CHAPITRE XI
SOCIABILITÉ

Il était à la fois aveugle et paralytique, et ne trouva aucun avantage à la combinaison de ces deux infirmités.

Il était devenu aveugle parce qu’il s’était approché beaucoup trop près d’un fourneau incandescent, et parce qu’il avait oublié à ce moment-là, de penser, comme Michel Strogoff, à sa mère.

Il était devenu paralytique, il ne savait pourquoi, peut-être pour faire comme son père, son grand-père et son arrière-grand-père.

Quoi qu’il en fût, son sort ne semblait guère enviable. Et pourtant c’était un des hommes les plus heureux, les plus joyeux que j’aie connus.

Il était doué d’une belle humeur invincible, inexpugnable. Et puis il était fier. C’était, comme disent les gens de boxe, un « cherreur ». Le Destin voulait l’avoir. Le Destin ne l’aurait pas.

Il se trouvait privé de tous les agréments, de toutes les joies, que donnent l’usage de la vue et le mouvement. Il lui restait d’autres plaisirs, d’autres façons de jouir de l’existence. Et il prétendit qu’en se spécialisant dans un plus étroit domaine, il était plus heureux que ceux qui se dispersent, et qui passent leur temps à se demander auquel de leurs penchants il faut obéir.

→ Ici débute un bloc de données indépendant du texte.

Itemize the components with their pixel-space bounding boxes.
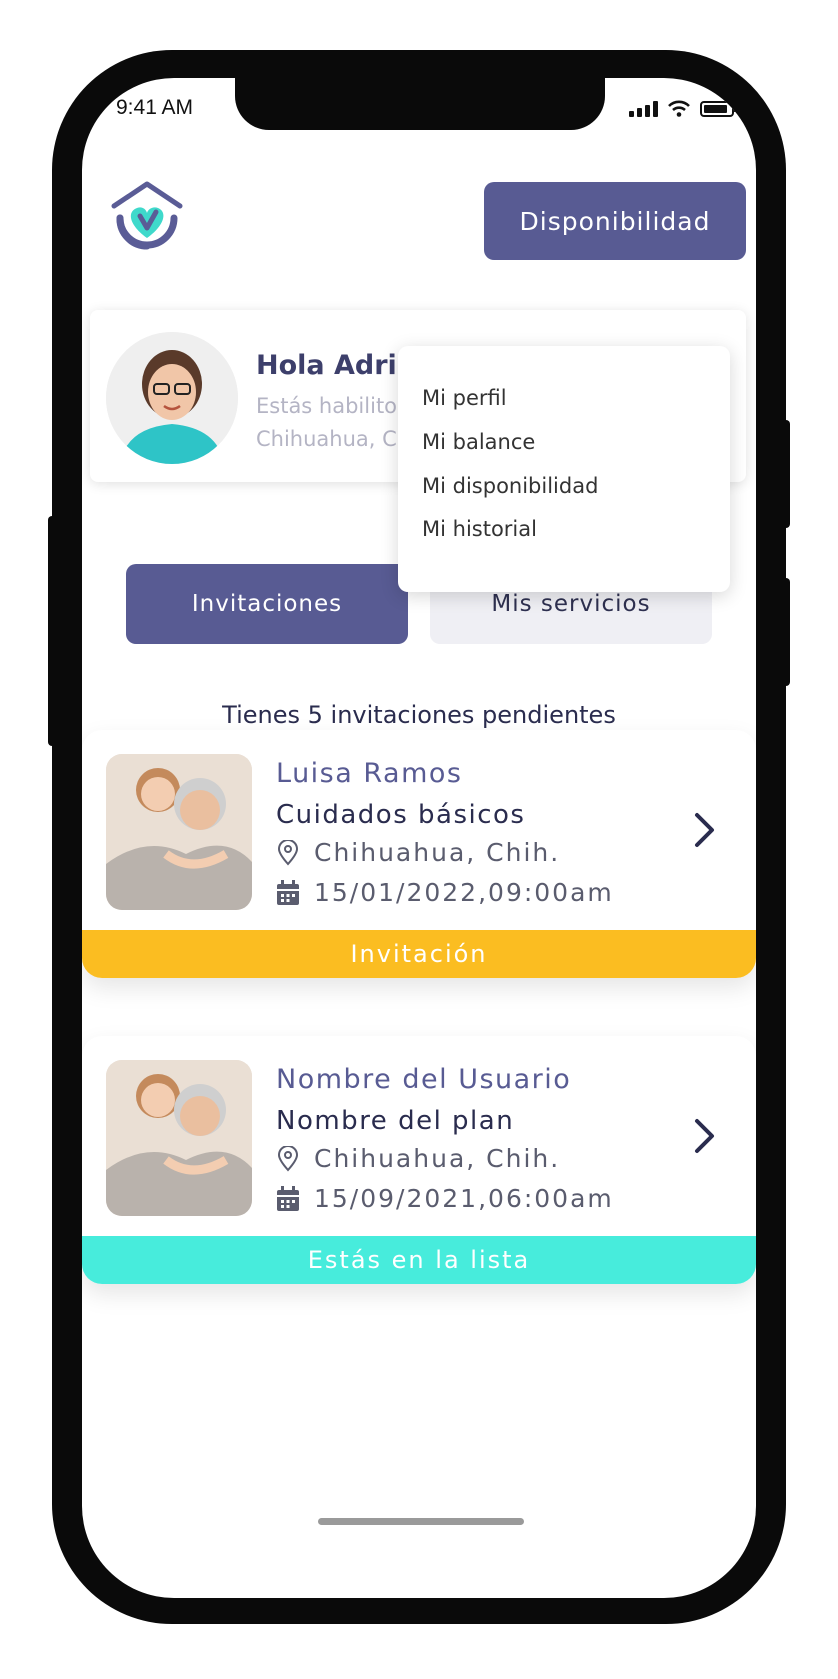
phone-side-button [48, 516, 56, 746]
profile-menu: Mi perfil Mi balance Mi disponibilidad M… [398, 346, 730, 592]
chevron-right-icon[interactable] [692, 810, 718, 850]
location-pin-icon [277, 1145, 299, 1172]
status-banner: Estás en la lista [82, 1236, 756, 1284]
availability-button[interactable]: Disponibilidad [484, 182, 746, 260]
plan-name: Cuidados básicos [276, 800, 526, 830]
invitation-card[interactable]: Luisa Ramos Cuidados básicos Chihuahua, … [82, 730, 756, 978]
location-text: Chihuahua, Chih. [314, 838, 561, 867]
plan-name: Nombre del plan [276, 1106, 515, 1136]
menu-item-balance[interactable]: Mi balance [422, 430, 535, 454]
phone-side-button [782, 578, 790, 686]
location-pin-icon [277, 839, 299, 866]
home-indicator[interactable] [318, 1518, 524, 1525]
battery-icon [700, 101, 737, 117]
phone-side-button [782, 420, 790, 528]
notch [235, 78, 605, 130]
status-line: Estás habilito [256, 394, 398, 418]
profile-photo [106, 332, 238, 464]
datetime-row: 15/01/2022,09:00am [276, 878, 614, 907]
status-banner: Invitación [82, 930, 756, 978]
chevron-right-icon[interactable] [692, 1116, 718, 1156]
calendar-icon [277, 1185, 299, 1211]
location-line: Chihuahua, C [256, 427, 397, 451]
status-time: 9:41 AM [116, 96, 194, 119]
location-text: Chihuahua, Chih. [314, 1144, 561, 1173]
app-screen: 9:41 AM Disponibilidad Hola Adria Estás … [82, 78, 756, 1598]
menu-item-disponibilidad[interactable]: Mi disponibilidad [422, 474, 598, 498]
pending-invitations-text: Tienes 5 invitaciones pendientes [222, 701, 616, 729]
wifi-icon [668, 100, 690, 117]
tab-invitaciones[interactable]: Invitaciones [126, 564, 408, 644]
datetime-row: 15/09/2021,06:00am [276, 1184, 614, 1213]
greeting-text: Hola Adria [256, 350, 416, 381]
datetime-text: 15/09/2021,06:00am [314, 1184, 614, 1213]
app-logo [111, 181, 183, 250]
client-name: Nombre del Usuario [276, 1064, 572, 1095]
calendar-icon [277, 879, 299, 905]
status-icons [629, 100, 737, 117]
location-row: Chihuahua, Chih. [276, 1144, 560, 1173]
profile-avatar[interactable] [106, 332, 238, 464]
client-photo [106, 754, 252, 910]
invitation-card[interactable]: Nombre del Usuario Nombre del plan Chihu… [82, 1036, 756, 1284]
client-name: Luisa Ramos [276, 758, 463, 789]
menu-item-historial[interactable]: Mi historial [422, 517, 537, 541]
signal-icon [629, 101, 658, 117]
location-row: Chihuahua, Chih. [276, 838, 560, 867]
menu-item-perfil[interactable]: Mi perfil [422, 386, 507, 410]
datetime-text: 15/01/2022,09:00am [314, 878, 614, 907]
client-photo [106, 1060, 252, 1216]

J’ai l’air de parler de lui avec une indifférence un peu féroce. Mais ce ton détaché, c’est lui qui l’avait pour ainsi dire inspiré à son petit cercle très intime. Il ne voulait pas être plaint. Il détestait la commisération, et même la sollicitude. Il aimait qu’on lui parlât sans ménagements, et presque avec rosserie. Les gens qui n’étaient pas prévenus, et qui arrivaient pour la première fois chez lui, étaient suffoqués et indignés de la façon dont le traitaient ses frères, ses sœurs, ses neveux.

On lui disait :

— Il fait un soleil magnifique. Je connais un sale fourneau qui n’en profite pas.